Num estudo, citado por Lewis, quanto mais inveja uma pessoa sentia, “maior a atividade gerada na parte dorsal ou superior do córtex cingulado anterior dorsal (dACC)”, ou seja, a mesma área ativada por um narcisista sempre que experimenta a rejeição social”. E quanto mais invejosa era uma pessoa, menor era a sua inteligência emocional, menor também uma determinada área cerebral: “O estudo encontrou uma diferença significativa no tamanho de uma região do córtex pré-frontal dorsolateral (dlPFC) que fica mesmo junto à linha de cabelo da maior parte das pessoas, sobre a testa do lado direito. Quanto mais inveja a pessoa experimentava diariamente, consoante os resultados da pontuação da inveja tendencial, mais pequena era esta zona do dlPFC.” Lewis não se limita a analisar os pecados do ponto de vista da sua área científica. Está preocupado com a forma com estes pecados são utilizados todos os dias para produzirem lucro, na nossa sociedade, e bastante sofrimento em muitos indivíduos, além de uma economia que está a gerar escassez de recursos, e alterações climáticas que colocam a nossa sobrevivência em causa.

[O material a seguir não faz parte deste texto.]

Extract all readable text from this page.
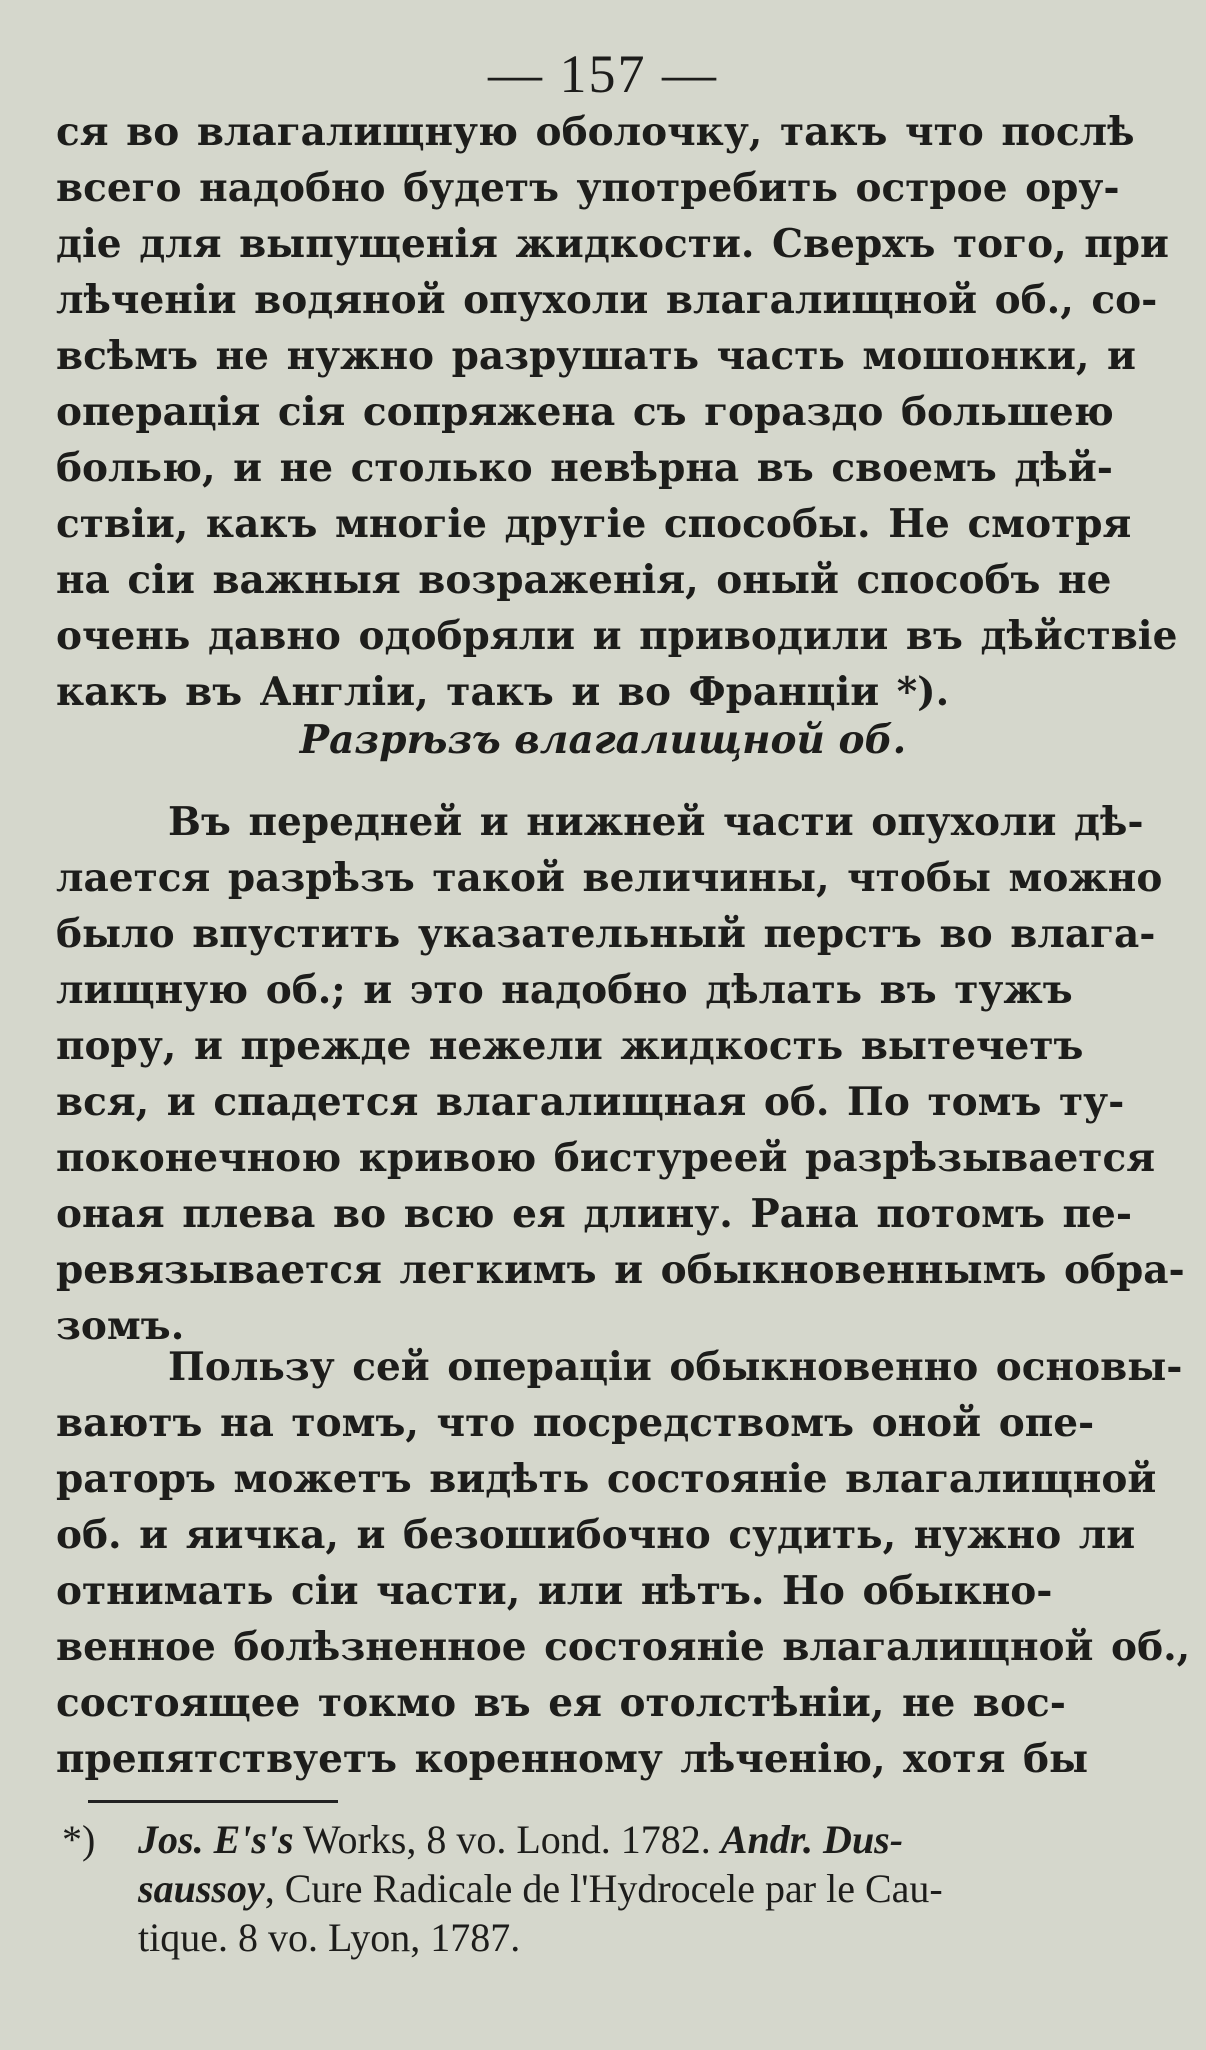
— 157 —
ся во влагалищную оболочку, такъ что послѣ
всего надобно будетъ употребить острое ору-
діе для выпущенія жидкости. Сверхъ того, при
лѣченіи водяной опухоли влагалищной об., со-
всѣмъ не нужно разрушать часть мошонки, и
операція сія сопряжена съ гораздо большею
болью, и не столько невѣрна въ своемъ дѣй-
ствіи, какъ многіе другіе способы. Не смотря
на сіи важныя возраженія, оный способъ не
очень давно одобряли и приводили въ дѣйствіе
какъ въ Англіи, такъ и во Франціи *).
Разрѣзъ влагалищной об.
Въ передней и нижней части опухоли дѣ-
лается разрѣзъ такой величины, чтобы можно
было впустить указательный перстъ во влага-
лищную об.; и это надобно дѣлать въ тужъ
пору, и прежде нежели жидкость вытечетъ
вся, и спадется влагалищная об. По томъ ту-
поконечною кривою бистуреей разрѣзывается
оная плева во всю ея длину. Рана потомъ пе-
ревязывается легкимъ и обыкновеннымъ обра-
зомъ.
Пользу сей операціи обыкновенно основы-
ваютъ на томъ, что посредствомъ оной опе-
раторъ можетъ видѣть состояніе влагалищной
об. и яичка, и безошибочно судить, нужно ли
отнимать сіи части, или нѣтъ. Но обыкно-
венное болѣзненное состояніе влагалищной об.,
состоящее токмо въ ея отолстѣніи, не вос-
препятствуетъ коренному лѣченію, хотя бы
*) Jos. E's's Works, 8 vo. Lond. 1782. Andr. Dus-
saussoy, Cure Radicale de l'Hydrocele par le Cau-
tique. 8 vo. Lyon, 1787.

No final do livro, avança conclusões curiosas, perante as quais até o próprio Lewis se surpreendeu. À cabeça está o caso de o paracetamol ser tão eficaz a combater a dor psicológica quanto a dor física: “Nem queria acreditar quando li”, confessou ao Expresso. Mas também há uma outra conclusão relativa ao Botox: “As pessoas que colocam Botox na cara apresentam comportamentos menos agressivos, porque os músculos paralisam e deixam de conseguir imitar as caras zangadas dos outros. As injeções reduzem as ativações da amígdala quando são apresentadas a estas pessoas imagens com rostos zangados.”

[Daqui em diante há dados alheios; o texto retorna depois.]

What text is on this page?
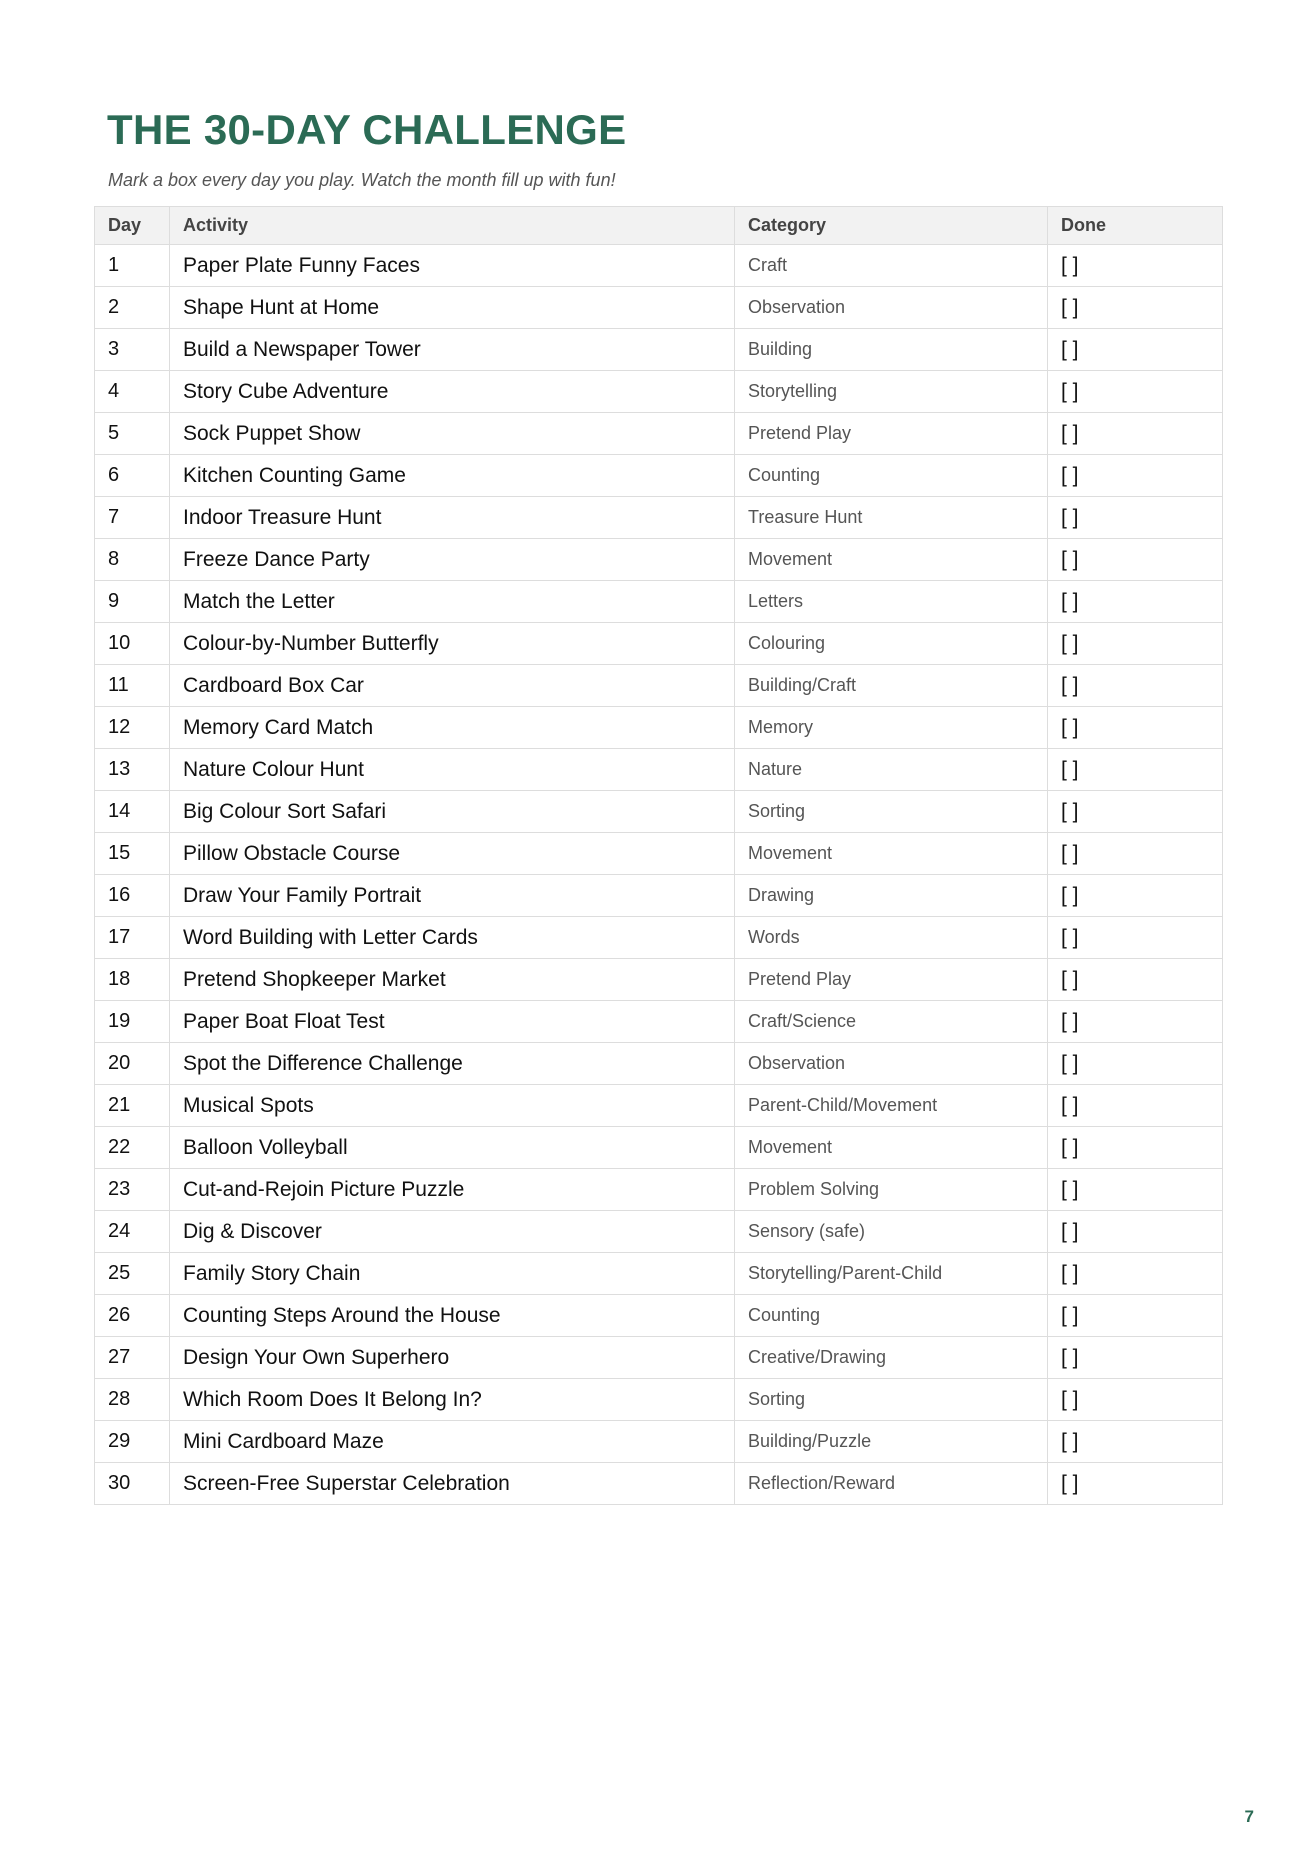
THE 30-DAY CHALLENGE

Mark a box every day you play. Watch the month fill up with fun!

Day	Activity	Category	Done
1	Paper Plate Funny Faces	Craft	[ ]
2	Shape Hunt at Home	Observation	[ ]
3	Build a Newspaper Tower	Building	[ ]
4	Story Cube Adventure	Storytelling	[ ]
5	Sock Puppet Show	Pretend Play	[ ]
6	Kitchen Counting Game	Counting	[ ]
7	Indoor Treasure Hunt	Treasure Hunt	[ ]
8	Freeze Dance Party	Movement	[ ]
9	Match the Letter	Letters	[ ]
10	Colour-by-Number Butterfly	Colouring	[ ]
11	Cardboard Box Car	Building/Craft	[ ]
12	Memory Card Match	Memory	[ ]
13	Nature Colour Hunt	Nature	[ ]
14	Big Colour Sort Safari	Sorting	[ ]
15	Pillow Obstacle Course	Movement	[ ]
16	Draw Your Family Portrait	Drawing	[ ]
17	Word Building with Letter Cards	Words	[ ]
18	Pretend Shopkeeper Market	Pretend Play	[ ]
19	Paper Boat Float Test	Craft/Science	[ ]
20	Spot the Difference Challenge	Observation	[ ]
21	Musical Spots	Parent-Child/Movement	[ ]
22	Balloon Volleyball	Movement	[ ]
23	Cut-and-Rejoin Picture Puzzle	Problem Solving	[ ]
24	Dig & Discover	Sensory (safe)	[ ]
25	Family Story Chain	Storytelling/Parent-Child	[ ]
26	Counting Steps Around the House	Counting	[ ]
27	Design Your Own Superhero	Creative/Drawing	[ ]
28	Which Room Does It Belong In?	Sorting	[ ]
29	Mini Cardboard Maze	Building/Puzzle	[ ]
30	Screen-Free Superstar Celebration	Reflection/Reward	[ ]
7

Para Lewis, não há dúvida de que há alguma ciência nestas regras religiosas, no sentido em que elas encerram em si sabedoria acumulada, e que uma vida que se relacione com os sete pecados mortais com moderação pode ser mais saudável não só para o indivíduo como para o grupo: “É importante recordar que o que importa é a qualidade das relações pessoais, não a quantidade.” E é por isso que o neurobiólogo não hesita: “Mesmo que não acreditemos em Deus, é melhor que tenhamos em mente estas sete regras, na medida em que isso irá aumentar a qualidade da nossa vida e a nossa possibilidade de sobrevivência. É preciso ir além da tentação. Olhar para nós periodicamente e tentar analisar o nosso comportamento para perceber qual destes tipos de comportamento pode estar desequilibrado.”